Dengan menggunakan kedua kakinya untuk menedang, Benny membuat senior itu terjatuh dan handphone terlepas dari tangannya. Tendangan itu sekaligus membuat orang yang menguncinya dari belakang ikut terdorong mundur bersama tubuh Benny. Akan tetapi dia masih belum bisa membebaskan diri dari kuncian orang besar itu.
Senior yang terkena tendangan dari Benny bangun dan mengambil handphone yang sempat terlepas dari tangannya, kemudian mendekati Benny untuk melampiaskan amarahnya.
Saat itu Riyan yang melihat Benny berusaha keras berontak untuk melepaskan diri dari kuncian orang besar itu, berusaha untuk membantunya. Riyan mencari-cari sesuatu benda kecil disekitar tempat dia berdiri, dia pun menemukan sebuah pecahan kecil seperti batu dari tembok yang retak.
Dari belakang pintu di atap sekolah, Riyan melemparkan pecahan tembok itu kepada lengan murid senior yang memegang Benny dari belakang. Dengan menggunakan akurasi beladiri pisau apache, pecahan kecil itu tertancap pada lengan murid senior itu hingga mengeluarkan darah dan teriakan dari mulutnya yang membuat semua orang yang ada di atap tertegun.
“ah, apa aku sedikit berlebihan?kupikir karena badannya besar, dia bisa menahan lemparan itu” gumam Riyan
Hal itu otomatis membuat kunciannya kepada Benny terlepas, namun tinju dari senior yang sudah menyimpan handphonenya dan mendekati Benny kembali mendarat pada tubuhnya. Benny bertahan dengan pukulan diperutnya, kemudian dia mengangkat tinjunya tinggi dan mendaratkan pukulan kewajah senior itu.
Hanya saja pukulan dari Benny tidak cukup membuat senior itu jatuh, sehingga terjadilah perkelahian sengit antara keduanya.
Disisi lain, ketiga senior yang melawan Cindy terkena pukulan dari jurus tinju naga petir saat perhatian mereka teralihkan karena teriakan teman mereka.

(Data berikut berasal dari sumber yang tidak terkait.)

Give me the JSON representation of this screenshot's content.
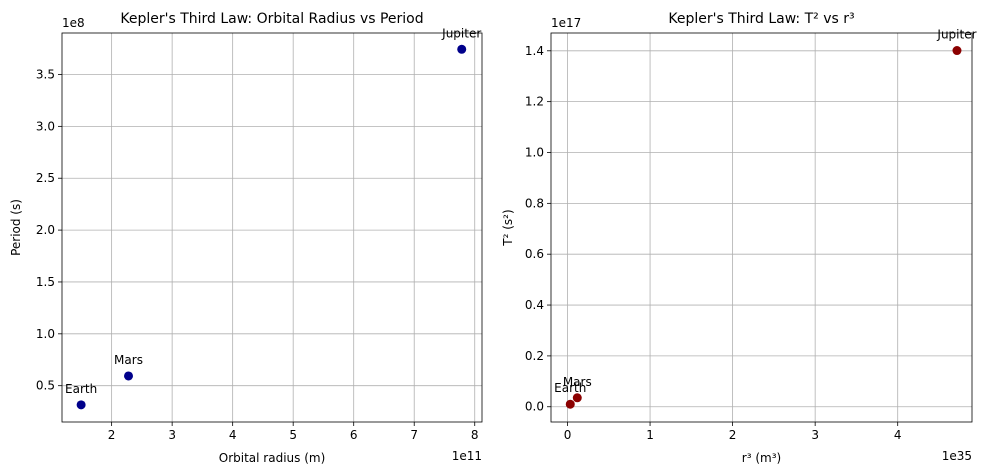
{
  "chart_data": [
    {
      "type": "scatter",
      "title": "Kepler's Third Law: Orbital Radius vs Period",
      "xlabel": "Orbital radius (m)",
      "ylabel": "Period (s)",
      "x_offset_label": "1e11",
      "y_offset_label": "1e8",
      "xlim": [
        118000000000.0,
        812000000000.0
      ],
      "ylim": [
        15000000.0,
        390000000.0
      ],
      "xticks": [
        200000000000.0,
        300000000000.0,
        400000000000.0,
        500000000000.0,
        600000000000.0,
        700000000000.0,
        800000000000.0
      ],
      "xtick_labels": [
        "2",
        "3",
        "4",
        "5",
        "6",
        "7",
        "8"
      ],
      "yticks": [
        50000000.0,
        100000000.0,
        150000000.0,
        200000000.0,
        250000000.0,
        300000000.0,
        350000000.0
      ],
      "ytick_labels": [
        "0.5",
        "1.0",
        "1.5",
        "2.0",
        "2.5",
        "3.0",
        "3.5"
      ],
      "grid": true,
      "color": "#00008b",
      "points": [
        {
          "label": "Earth",
          "x": 149600000000.0,
          "y": 31560000.0
        },
        {
          "label": "Mars",
          "x": 227900000000.0,
          "y": 59350000.0
        },
        {
          "label": "Jupiter",
          "x": 778500000000.0,
          "y": 374300000.0
        }
      ]
    },
    {
      "type": "scatter",
      "title": "Kepler's Third Law: T² vs r³",
      "xlabel": "r³ (m³)",
      "ylabel": "T² (s²)",
      "x_offset_label": "1e35",
      "y_offset_label": "1e17",
      "xlim": [
        -2e+34,
        4.9e+35
      ],
      "ylim": [
        -6000000000000000.0,
        1.47e+17
      ],
      "xticks": [
        0,
        1e+35,
        2e+35,
        3e+35,
        4e+35
      ],
      "xtick_labels": [
        "0",
        "1",
        "2",
        "3",
        "4"
      ],
      "yticks": [
        0,
        2e+16,
        4e+16,
        6e+16,
        8e+16,
        1e+17,
        1.2e+17,
        1.4e+17
      ],
      "ytick_labels": [
        "0.0",
        "0.2",
        "0.4",
        "0.6",
        "0.8",
        "1.0",
        "1.2",
        "1.4"
      ],
      "grid": true,
      "color": "#8b0000",
      "points": [
        {
          "label": "Earth",
          "x": 3.35e+33,
          "y": 996000000000000.0
        },
        {
          "label": "Mars",
          "x": 1.184e+34,
          "y": 3520000000000000.0
        },
        {
          "label": "Jupiter",
          "x": 4.718e+35,
          "y": 1.401e+17
        }
      ]
    }
  ]
}
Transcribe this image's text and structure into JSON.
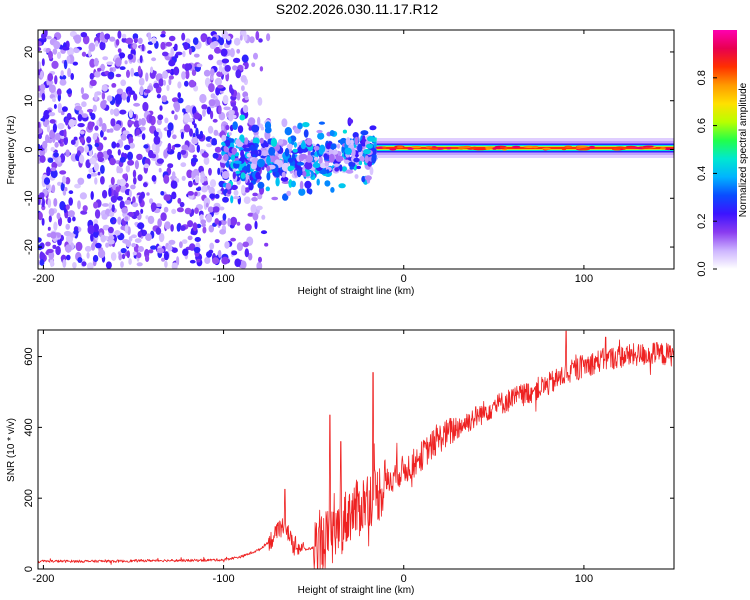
{
  "title": "S202.2026.030.11.17.R12",
  "chart_data": [
    {
      "type": "heatmap",
      "xlabel": "Height of straight line (km)",
      "ylabel": "Frequency (Hz)",
      "xlim": [
        -203,
        150
      ],
      "ylim": [
        -24.5,
        24.5
      ],
      "xticks": [
        -200,
        -100,
        0,
        100
      ],
      "xtick_labels": [
        "-200",
        "-100",
        "0",
        "100"
      ],
      "yticks": [
        -20,
        -10,
        0,
        10,
        20
      ],
      "ytick_labels": [
        "-20",
        "-10",
        "0",
        "10",
        "20"
      ],
      "colorbar": {
        "label": "Normalized spectral amplitude",
        "range": [
          0,
          1
        ],
        "ticks": [
          0.0,
          0.2,
          0.4,
          0.6,
          0.8
        ],
        "tick_labels": [
          "0.0",
          "0.2",
          "0.4",
          "0.6",
          "0.8"
        ],
        "colors": [
          "#ffffff",
          "#cdb4ff",
          "#8a3cf0",
          "#3c14ff",
          "#0a4cff",
          "#00b4ff",
          "#00e8d0",
          "#22ff4a",
          "#b8ff00",
          "#ffe000",
          "#ff9a00",
          "#ff3000",
          "#e80050",
          "#ff00b0"
        ]
      },
      "regions": [
        {
          "name": "noise",
          "x": [
            -203,
            -95
          ],
          "freq_spread": 24,
          "level": 0.18
        },
        {
          "name": "transition",
          "x": [
            -100,
            -15
          ],
          "freq_spread": 9,
          "level": 0.28
        },
        {
          "name": "tone",
          "x": [
            -15,
            150
          ],
          "freq": 0.3,
          "level": 0.8
        }
      ]
    },
    {
      "type": "line",
      "xlabel": "Height of straight line (km)",
      "ylabel": "SNR (10 * v/v)",
      "xlim": [
        -203,
        150
      ],
      "ylim": [
        0,
        675
      ],
      "xticks": [
        -200,
        -100,
        0,
        100
      ],
      "xtick_labels": [
        "-200",
        "-100",
        "0",
        "100"
      ],
      "yticks": [
        0,
        200,
        400,
        600
      ],
      "ytick_labels": [
        "0",
        "200",
        "400",
        "600"
      ],
      "color": "#ee2222",
      "x": [
        -203,
        -180,
        -160,
        -140,
        -120,
        -100,
        -90,
        -80,
        -72,
        -66,
        -62,
        -55,
        -50,
        -45,
        -40,
        -35,
        -30,
        -25,
        -20,
        -15,
        -10,
        -5,
        0,
        5,
        10,
        15,
        20,
        30,
        40,
        50,
        60,
        70,
        80,
        90,
        100,
        110,
        120,
        130,
        140,
        150
      ],
      "y": [
        22,
        22,
        22,
        24,
        24,
        26,
        35,
        55,
        90,
        130,
        70,
        55,
        60,
        80,
        90,
        120,
        160,
        170,
        200,
        210,
        240,
        265,
        280,
        295,
        320,
        345,
        370,
        400,
        430,
        460,
        480,
        500,
        520,
        550,
        575,
        590,
        600,
        605,
        608,
        605
      ],
      "spikes": [
        {
          "x": -66,
          "y": 225
        },
        {
          "x": -41,
          "y": 435
        },
        {
          "x": -35,
          "y": 360
        },
        {
          "x": -17,
          "y": 555
        },
        {
          "x": 90,
          "y": 672
        },
        {
          "x": 112,
          "y": 655
        }
      ]
    }
  ]
}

Tinju itu dialiri sedikit sengatan listrik oleh Cindy sehingga menyebabkan mereka pingsan.
Sekarang yang masih sadar adalah senior yang bertarung dengan Benny dan senior berbadan besar yang masih histeris sambil memegang luka di tangannya karena lemparan Riyan.
"Sepertinya hampir selesai, senior besar itu sampai kapan mau merengek " gumam Riyan
Cindy berjalan mendekati senior yang sedang memegang tangannya, kemudian memegang bahu senior itu dan memberikan kejutan 200Volt untuk membuatnya pingsan.

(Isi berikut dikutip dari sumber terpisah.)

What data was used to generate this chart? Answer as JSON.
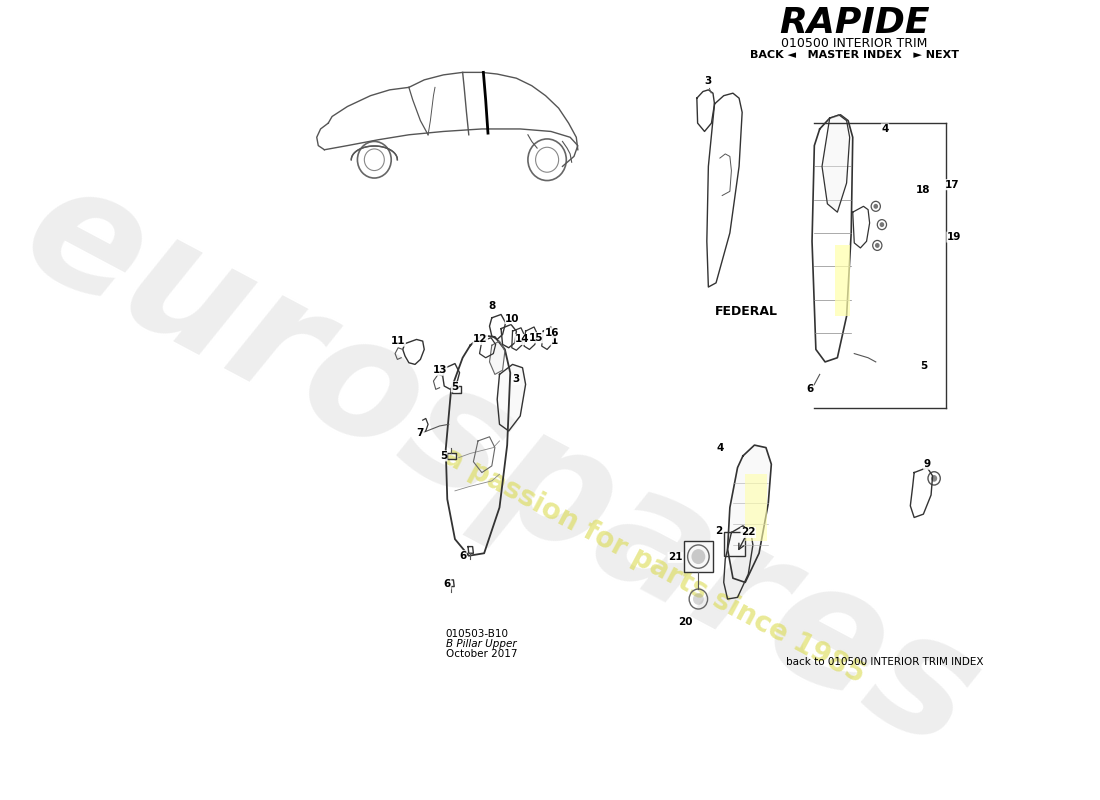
{
  "title": "RAPIDE",
  "subtitle": "010500 INTERIOR TRIM",
  "nav_text": "BACK ◄   MASTER INDEX   ► NEXT",
  "page_code": "010503-B10",
  "page_name": "B Pillar Upper",
  "page_date": "October 2017",
  "footer_text": "back to 010500 INTERIOR TRIM INDEX",
  "federal_label": "FEDERAL",
  "bg_color": "#ffffff",
  "watermark_euro_color": "#d0d0d0",
  "watermark_yellow_color": "#d8d840"
}
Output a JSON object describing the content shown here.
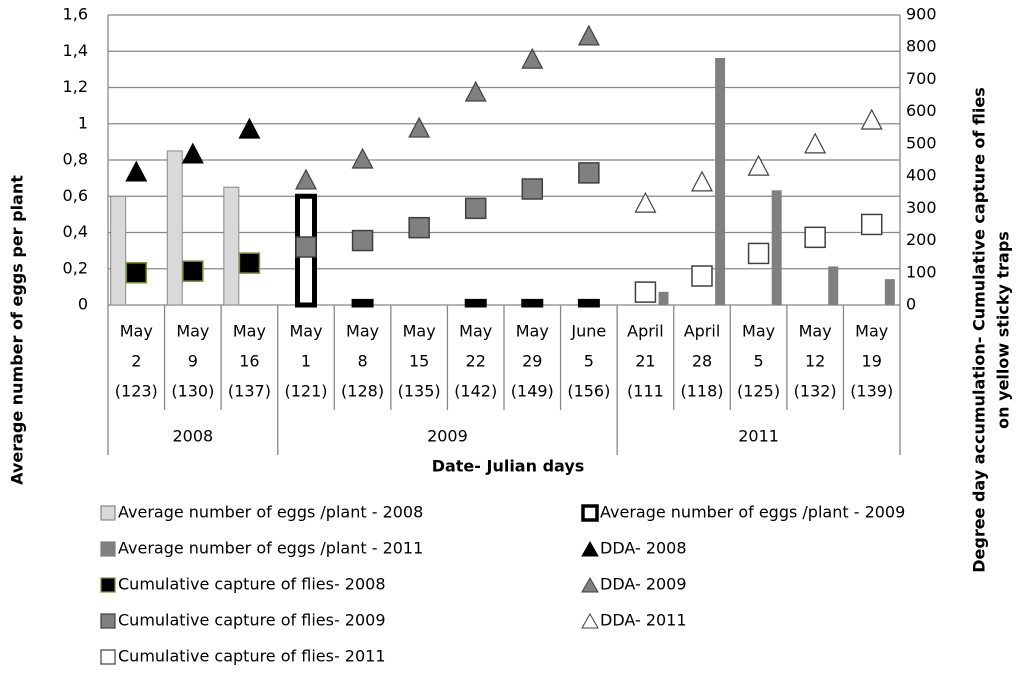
{
  "chart_data": {
    "type": "combo",
    "ylabel": "Average number of eggs per plant",
    "y2label": [
      "Degree day accumulation- Cumulative capture of flies",
      "on yellow sticky traps"
    ],
    "xlabel": "Date- Julian days",
    "categories": [
      [
        "May",
        "2",
        "(123)"
      ],
      [
        "May",
        "9",
        "(130)"
      ],
      [
        "May",
        "16",
        "(137)"
      ],
      [
        "May",
        "1",
        "(121)"
      ],
      [
        "May",
        "8",
        "(128)"
      ],
      [
        "May",
        "15",
        "(135)"
      ],
      [
        "May",
        "22",
        "(142)"
      ],
      [
        "May",
        "29",
        "(149)"
      ],
      [
        "June",
        "5",
        "(156)"
      ],
      [
        "April",
        "21",
        "(111"
      ],
      [
        "April",
        "28",
        "(118)"
      ],
      [
        "May",
        "5",
        "(125)"
      ],
      [
        "May",
        "12",
        "(132)"
      ],
      [
        "May",
        "19",
        "(139)"
      ]
    ],
    "groups": [
      "2008",
      "2009",
      "2011"
    ],
    "group_sizes": [
      3,
      6,
      5
    ],
    "ylim": [
      0,
      1.6
    ],
    "yticks": [
      0,
      {
        "value": 0.2,
        "label": "0,2"
      },
      {
        "value": 0.4,
        "label": "0,4"
      },
      {
        "value": 0.6,
        "label": "0,6"
      },
      {
        "value": 0.8,
        "label": "0,8"
      },
      1,
      {
        "value": 1.2,
        "label": "1,2"
      },
      {
        "value": 1.4,
        "label": "1,4"
      },
      {
        "value": 1.6,
        "label": "1,6"
      }
    ],
    "y2lim": [
      0,
      900
    ],
    "y2ticks": [
      0,
      100,
      200,
      300,
      400,
      500,
      600,
      700,
      800,
      900
    ],
    "grid": true,
    "series": [
      {
        "name": "Average number of eggs /plant - 2008",
        "mark": "bar",
        "fill": "#d9d9d9",
        "stroke": "#888888",
        "values": [
          0.6,
          0.85,
          0.65,
          null,
          null,
          null,
          null,
          null,
          null,
          null,
          null,
          null,
          null,
          null
        ]
      },
      {
        "name": "Average number of eggs /plant - 2009",
        "mark": "bar",
        "fill": "#ffffff",
        "stroke": "#000000",
        "values": [
          null,
          null,
          null,
          0.6,
          0.02,
          null,
          0.02,
          0.02,
          0.02,
          null,
          null,
          null,
          null,
          null
        ]
      },
      {
        "name": "Average number of eggs /plant - 2011",
        "mark": "bar",
        "fill": "#808080",
        "stroke": "#808080",
        "values": [
          null,
          null,
          null,
          null,
          null,
          null,
          null,
          null,
          null,
          0.07,
          1.36,
          0.63,
          0.21,
          0.14
        ]
      },
      {
        "name": "DDA- 2008",
        "mark": "triangle",
        "axis": "y2",
        "fill": "#000000",
        "stroke": "#000000",
        "values": [
          410,
          466,
          543,
          null,
          null,
          null,
          null,
          null,
          null,
          null,
          null,
          null,
          null,
          null
        ]
      },
      {
        "name": "Cumulative capture of flies- 2008",
        "mark": "square",
        "axis": "y2",
        "fill": "#000000",
        "stroke": "#77933c",
        "values": [
          100,
          105,
          130,
          null,
          null,
          null,
          null,
          null,
          null,
          null,
          null,
          null,
          null,
          null
        ]
      },
      {
        "name": "DDA- 2009",
        "mark": "triangle",
        "axis": "y2",
        "fill": "#808080",
        "stroke": "#404040",
        "values": [
          null,
          null,
          null,
          385,
          450,
          546,
          658,
          760,
          832,
          null,
          null,
          null,
          null,
          null
        ]
      },
      {
        "name": "Cumulative capture of flies- 2009",
        "mark": "square",
        "axis": "y2",
        "fill": "#808080",
        "stroke": "#404040",
        "values": [
          null,
          null,
          null,
          180,
          200,
          240,
          300,
          360,
          410,
          null,
          null,
          null,
          null,
          null
        ]
      },
      {
        "name": "DDA- 2011",
        "mark": "triangle",
        "axis": "y2",
        "fill": "#ffffff",
        "stroke": "#404040",
        "values": [
          null,
          null,
          null,
          null,
          null,
          null,
          null,
          null,
          null,
          313,
          379,
          428,
          497,
          571
        ]
      },
      {
        "name": "Cumulative capture of flies- 2011",
        "mark": "square",
        "axis": "y2",
        "fill": "#ffffff",
        "stroke": "#404040",
        "values": [
          null,
          null,
          null,
          null,
          null,
          null,
          null,
          null,
          null,
          40,
          90,
          160,
          210,
          250
        ]
      }
    ]
  }
}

"Pacarku memang hebat" ucap Riyan senang
Senior yang sedang memukul Benny hingga jatuh, sekarang terkejut melihat teman-temannya sudah kalah dari seorang gadis.
"Maju lah cantik, sekarang giliranmu" ucap senior itu
"Tidak, lawanmu bukan aku" ucap Cindy menunjuk ke arah Benny yang bangkit lagi setelah di pukuli.
"Cih, kau seperti kecoak saja" ucap senior itu kesal kepada Benny
Di saat itu tangga menuju atap sekolah ramai terdengar suara orang bergumam. Itu adalah 7 orang senior kelas tiga sedang menaiki tangga menuju atap sekolah.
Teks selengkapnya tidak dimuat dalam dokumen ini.